I walk here, shivering under several layers of clothes, and find myself missing the sounds that have always define the place for me – the blare of music, the click of gambling wheels, and the taunting, concessionaires, daring me to risk a quarter to win a prize.
I feel this strange sense of nostalgia even though in season I secretly mock those people who indulge, such as my best friend, Hank, who haunts each record counter here with the hopes of filling his collection with records he is too cheap to buy, pressing himself passed the kids and parents who take the whole seduction less seriously than he does.
As cold as I am, as alien as the place seems, I like this place better this way without the flood of thoughtless sun-worshipers who compulsively invade this shore each summer, jumping into water that is way over their heads, and into the social nightmare the way lemmings jump off a cliff.
But we all fall for such stuff at some point in our lives, and must learn somehow to resist the urge to leap when we know it means ill.
In the midst of such mass of humanity, it is difficult to feel human at all, and I prefer this lonely stroll down empty boardwalks where only the most hearty dear go, where the only music is the sound of cold waves and the forlorn cry of seagulls against the chill wind.

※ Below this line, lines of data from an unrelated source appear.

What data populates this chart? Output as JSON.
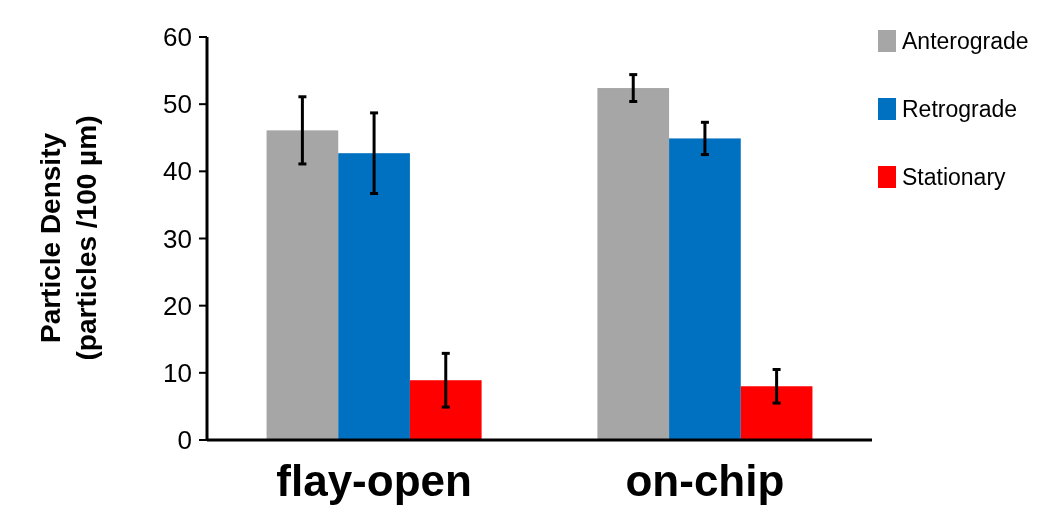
{
  "chart_data": {
    "type": "bar",
    "ylabel": "Particle Density\n(particles /100 µm)",
    "categories": [
      "flay-open",
      "on-chip"
    ],
    "series": [
      {
        "name": "Anterograde",
        "color": "#a6a6a6",
        "values": [
          46.1,
          52.4
        ],
        "errors": [
          5,
          2
        ]
      },
      {
        "name": "Retrograde",
        "color": "#0070c0",
        "values": [
          42.7,
          44.9
        ],
        "errors": [
          6,
          2.4
        ]
      },
      {
        "name": "Stationary",
        "color": "#ff0000",
        "values": [
          8.9,
          8.0
        ],
        "errors": [
          4,
          2.5
        ]
      }
    ],
    "ylim": [
      0,
      60
    ],
    "yticks": [
      0,
      10,
      20,
      30,
      40,
      50,
      60
    ],
    "grid": false,
    "legend": "top right"
  }
}
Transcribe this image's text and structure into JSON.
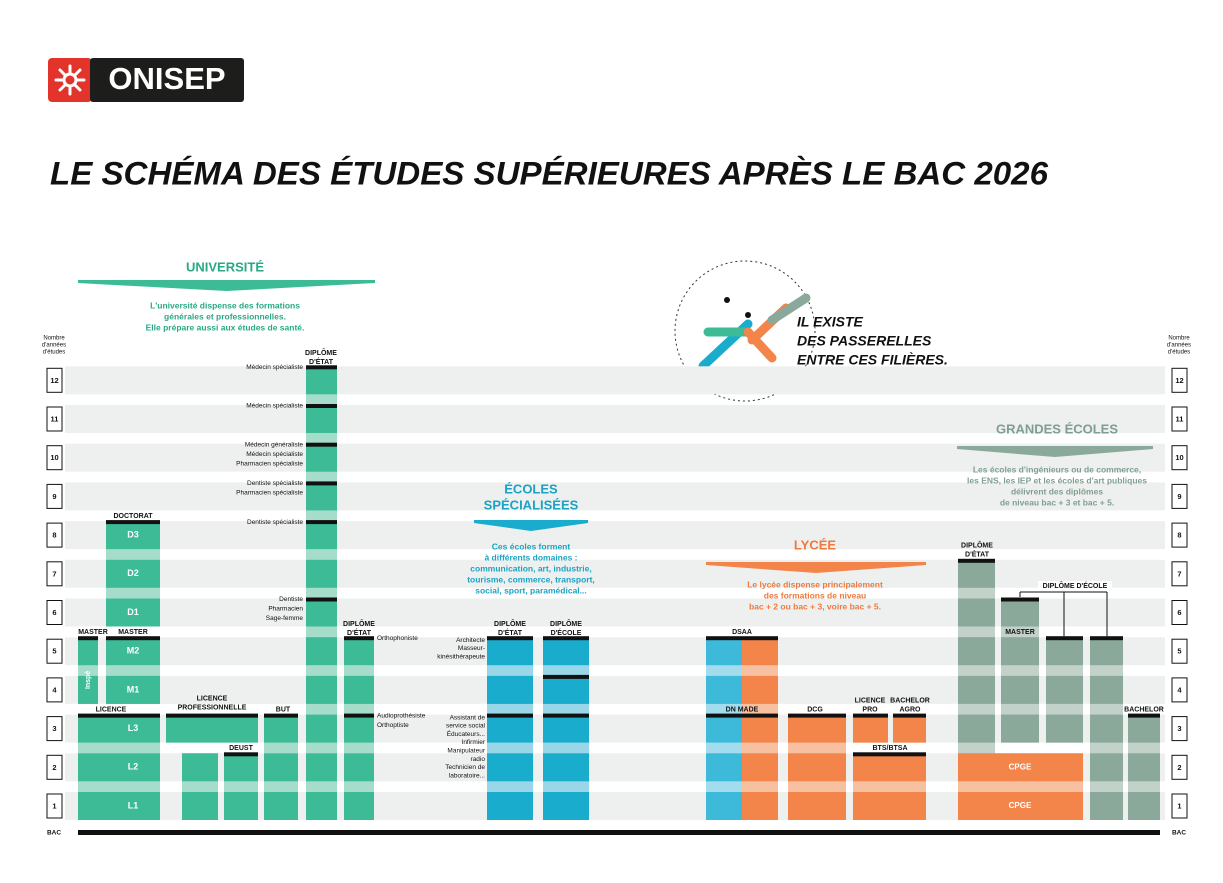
{
  "header": {
    "logo": "ONISEP",
    "title": "LE SCHÉMA DES ÉTUDES SUPÉRIEURES APRÈS LE BAC 2026"
  },
  "axis": {
    "caption": [
      "Nombre",
      "d'années",
      "d'études"
    ],
    "years": [
      "1",
      "2",
      "3",
      "4",
      "5",
      "6",
      "7",
      "8",
      "9",
      "10",
      "11",
      "12"
    ],
    "base": "BAC"
  },
  "passerelles": [
    "IL EXISTE",
    "DES PASSERELLES",
    "ENTRE CES FILIÈRES."
  ],
  "universite": {
    "title": "UNIVERSITÉ",
    "text": [
      "L'université dispense des formations",
      "générales et professionnelles.",
      "Elle prépare aussi aux études de santé."
    ],
    "licence": {
      "label": "LICENCE",
      "years": [
        "L1",
        "L2",
        "L3"
      ]
    },
    "licence_pro": [
      "LICENCE",
      "PROFESSIONNELLE"
    ],
    "deust": "DEUST",
    "but": "BUT",
    "master": {
      "label": "MASTER",
      "years": [
        "M1",
        "M2"
      ]
    },
    "master_inspe": {
      "label": "MASTER",
      "note": "Inspé"
    },
    "doctorat": {
      "label": "DOCTORAT",
      "years": [
        "D1",
        "D2",
        "D3"
      ]
    },
    "sante": {
      "label": [
        "DIPLÔME",
        "D'ÉTAT"
      ],
      "exits": [
        [
          "Médecin spécialiste"
        ],
        [
          "Médecin spécialiste"
        ],
        [
          "Médecin généraliste",
          "Médecin spécialiste",
          "Pharmacien spécialiste"
        ],
        [
          "Dentiste spécialiste",
          "Pharmacien spécialiste"
        ],
        [
          "Dentiste spécialiste"
        ],
        [
          "Dentiste",
          "Pharmacien",
          "Sage-femme"
        ]
      ]
    },
    "paramedical": {
      "label": [
        "DIPLÔME",
        "D'ÉTAT"
      ],
      "exits": [
        [
          "Orthophoniste"
        ],
        [
          "Audioprothésiste",
          "Orthoptiste"
        ]
      ]
    }
  },
  "ecoles": {
    "title": [
      "ÉCOLES",
      "SPÉCIALISÉES"
    ],
    "text": [
      "Ces écoles forment",
      "à différents domaines :",
      "communication, art, industrie,",
      "tourisme, commerce, transport,",
      "social, sport, paramédical..."
    ],
    "etat": [
      "DIPLÔME",
      "D'ÉTAT"
    ],
    "ecole": [
      "DIPLÔME",
      "D'ÉCOLE"
    ],
    "exits": [
      [
        "Architecte",
        "Masseur-",
        "kinésithérapeute"
      ],
      [
        "Assistant de",
        "service social",
        "Éducateurs...",
        "Infirmier",
        "Manipulateur",
        "radio",
        "Technicien de",
        "laboratoire..."
      ]
    ]
  },
  "lycee": {
    "title": "LYCÉE",
    "text": [
      "Le lycée dispense principalement",
      "des formations de niveau",
      "bac + 2 ou bac + 3, voire bac + 5."
    ],
    "dsaa": "DSAA",
    "dnmade": "DN MADE",
    "dcg": "DCG",
    "licence_pro": [
      "LICENCE",
      "PRO"
    ],
    "bachelor_agro": [
      "BACHELOR",
      "AGRO"
    ],
    "bts": "BTS/BTSA"
  },
  "grandes_ecoles": {
    "title": "GRANDES ÉCOLES",
    "text": [
      "Les écoles d'ingénieurs ou de commerce,",
      "les ENS, les IEP et les écoles d'art publiques",
      "délivrent des diplômes",
      "de niveau bac + 3 et bac + 5."
    ],
    "etat": [
      "DIPLÔME",
      "D'ÉTAT"
    ],
    "ecole": "DIPLÔME D'ÉCOLE",
    "master": "MASTER",
    "bachelor": "BACHELOR",
    "cpge": [
      "CPGE",
      "CPGE"
    ]
  }
}
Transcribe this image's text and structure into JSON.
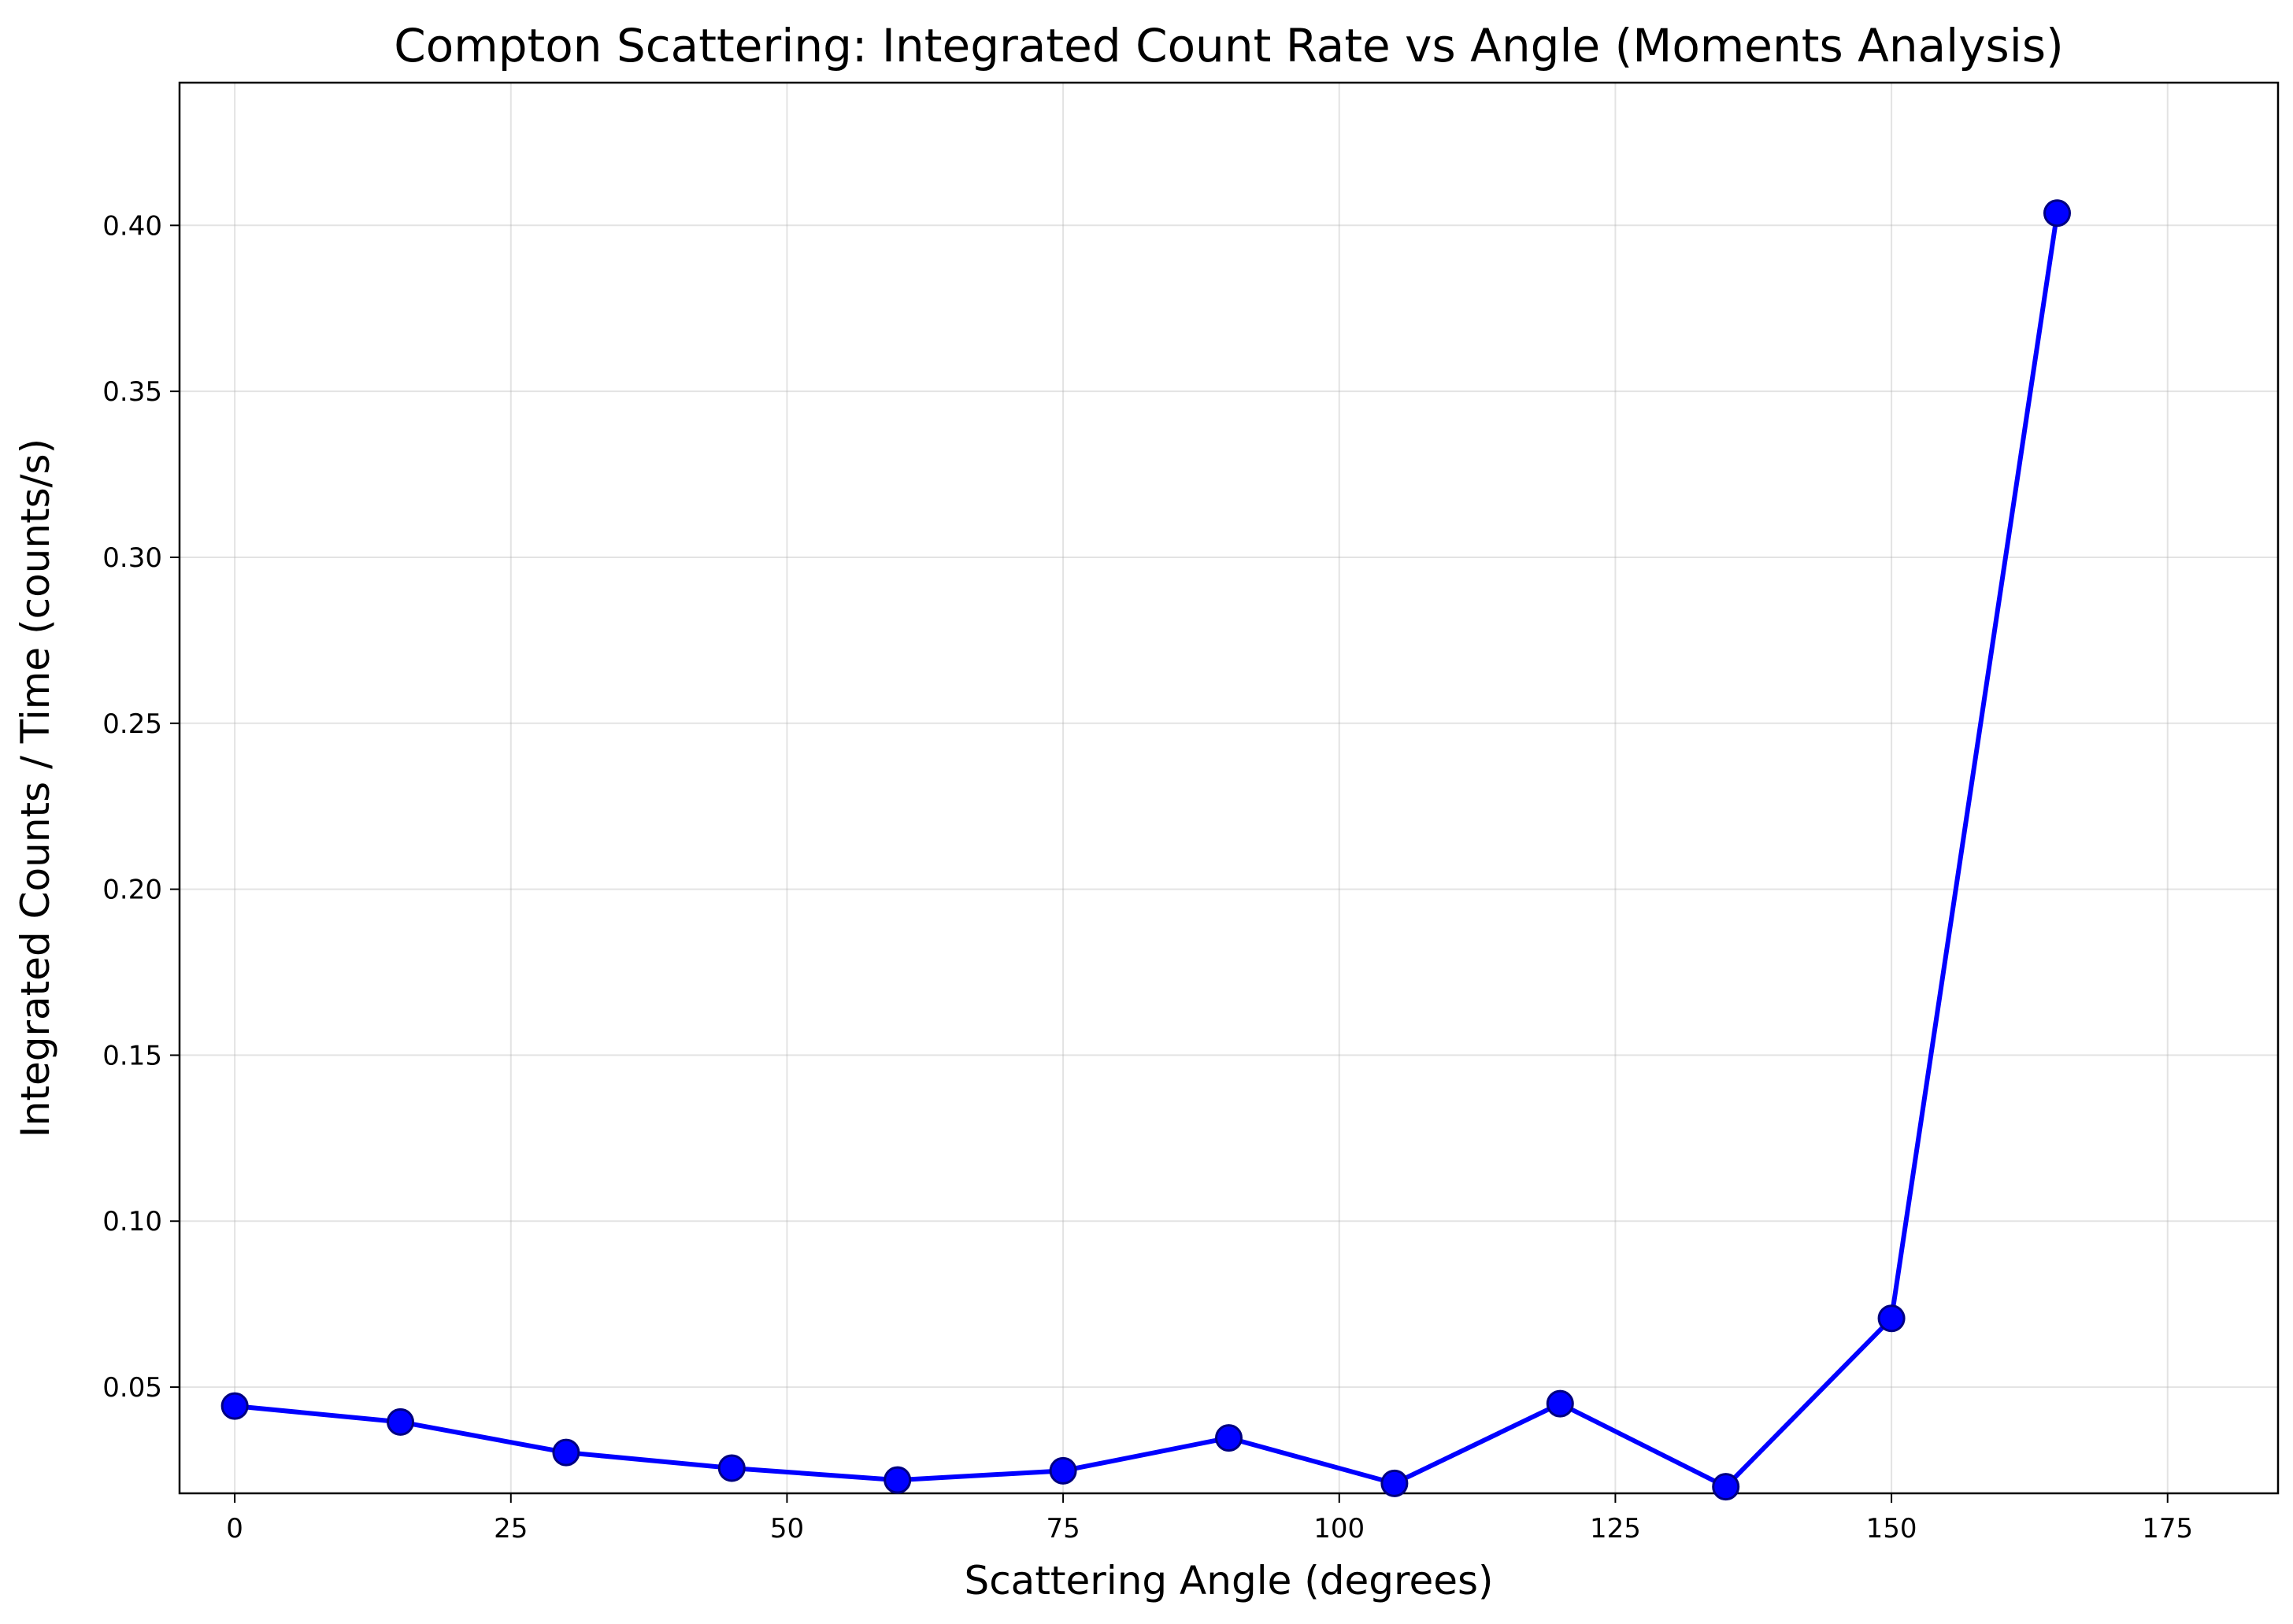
{
  "chart_data": {
    "type": "line",
    "title": "Compton Scattering: Integrated Count Rate vs Angle (Moments Analysis)",
    "xlabel": "Scattering Angle (degrees)",
    "ylabel": "Integrated Counts / Time (counts/s)",
    "xlim": [
      -5,
      185
    ],
    "ylim": [
      0.018,
      0.443
    ],
    "xticks": [
      0,
      25,
      50,
      75,
      100,
      125,
      150,
      175
    ],
    "yticks": [
      0.05,
      0.1,
      0.15,
      0.2,
      0.25,
      0.3,
      0.35,
      0.4
    ],
    "xtick_labels": [
      "0",
      "25",
      "50",
      "75",
      "100",
      "125",
      "150",
      "175"
    ],
    "ytick_labels": [
      "0.05",
      "0.10",
      "0.15",
      "0.20",
      "0.25",
      "0.30",
      "0.35",
      "0.40"
    ],
    "grid": true,
    "series": [
      {
        "x": [
          0,
          15,
          30,
          45,
          60,
          75,
          90,
          105,
          120,
          135,
          150,
          165
        ],
        "y": [
          0.0443,
          0.0395,
          0.0303,
          0.0256,
          0.022,
          0.0248,
          0.0347,
          0.021,
          0.045,
          0.02,
          0.0707,
          0.4037
        ],
        "color": "#0000ff",
        "marker_edge": "#000080"
      }
    ]
  }
}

But even I am not sturdy enough to make my way out onto the sand where men (and one woman) with metal detectors sweep the sand in search of fortunes they never find, though the real treasure for me are the waves, rolling in with thundering voices only to wilt and whisper away as the sun glistens off their reflections.
I stop and watch the gulls struggle to make their living, too, off the remnants the waves leave behind, bits of food that barely sustain them until the tourists return.